The firm also failed to disclose to a customer at the time of trade that 36 munis were below the minimum denomination. “In Notice 2002-05, the MSRB stated that a dealer should consider a transaction below an issuer’s minimum amount to be a material fact that generally requires disclosure to a customer,” FINRA said. This failure violated Rule G-17 on conduct of muni securities and muni advisory activities or G-47 on time of trade disclosure for trades executed on or after July 5, 2014.
The self-regulator also said the firm did not have adequate supervisory procedures, violating G-27 on supervision. Centennial took corrective action on its supervisory procedures, including requiring a bond trader to review each official statement for an offering and to then annotate the order tickets for all munis needing to comply with minimum denomination requirements.
Centennial Securities told The Bond Buyer that while it "acknowledges responsibility for this unintentional and isolated incident, it should be noted that the bonds were sold in denominations thought to be most beneficial to the firm’s individual customers" and that " neither the firm’s registered representatives nor senior management had any intention of circumventing the required minimum denomination rule." In addition, the firm said, "None of [its] customers were harmed by the identified technical violation.”
FINRA found that Chicago-based Ziegler, on three occasions, between September 2014 and May 2015, executed a customer purchase of a muni in an amount below the required minimum denomination, without first determining that the trades were the result of the liquidation of an entire position already below that amount. This conduct violated G-15, the self-regulator said.

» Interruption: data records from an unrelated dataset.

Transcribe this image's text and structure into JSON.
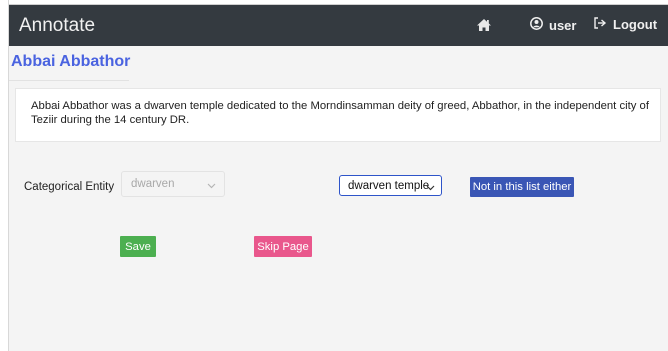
{
  "navbar": {
    "brand": "Annotate",
    "home_icon": "home-icon",
    "user_icon": "user-circle-icon",
    "user_label": "user",
    "logout_icon": "sign-out-icon",
    "logout_label": "Logout"
  },
  "page": {
    "title": "Abbai Abbathor",
    "description": "Abbai Abbathor was a dwarven temple dedicated to the Morndinsamman deity of greed, Abbathor, in the independent city of Teziir during the 14 century DR."
  },
  "form": {
    "entity_label": "Categorical Entity",
    "disabled_select_value": "dwarven",
    "active_select_value": "dwarven temple",
    "not_in_list_label": "Not in this list either",
    "save_label": "Save",
    "skip_label": "Skip Page"
  },
  "colors": {
    "navbar_bg": "#343a40",
    "title_color": "#4a63e0",
    "save_bg": "#4caf50",
    "skip_bg": "#e9578c",
    "not_in_list_bg": "#3a56b5"
  }
}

On 52 occasions in December 2013, Ziegler executed customer transactions in a muni below the minimum denomination without providing a written statement to the customers at or before the trade informing them the amount was below the minimum denomination and might adversely affect their liquidity in the position. This failure violated G-15 and G-17, FINRA said.
Ziegler’s business includes acting as an underwriter in muni offerings servicing conduit borrowers, the self-regulator said. From May 2014 to December 2014, Ziegler was party to a referral agreement to solicit conduit borrowers on behalf of a third party registered investment advisor with whom it was formerly affiliated: ZCM.
Ziegler would receive referral fee compensation if conduit borrowers retained ZCM to provide certain investment advisory services. MSRB Rule G-17 requires an underwriter in a negotiated deal to disclose to an issuer in its engagement letter any actual of potential material conflicts of interest Ziegler did not disclose the potential conflict until later in issuer presentations or in connection with the preparation of official statements, FINRA said.
FINRA barred Jones from the securities industry after he refused to provide FINRA with on-the-record testimony about questionable activities.
Jones was fired by Aegis Capital Corp. in May of this year after he had been a general securities representative there for seven years. The cause for the termination was his failure to disclose outside business activities. Jones has been associated with HD Vest Investment Services in an unregistered capacity since May 30, 2017.
FINRA had attempted to get Jones’ on-the-record testimony about the circumstances surrounding his termination and muni bond trades that he performed while at the Aegis Capital. Jones, through his lawyer, acknowledged recieving FINRA's requested but refused to appear.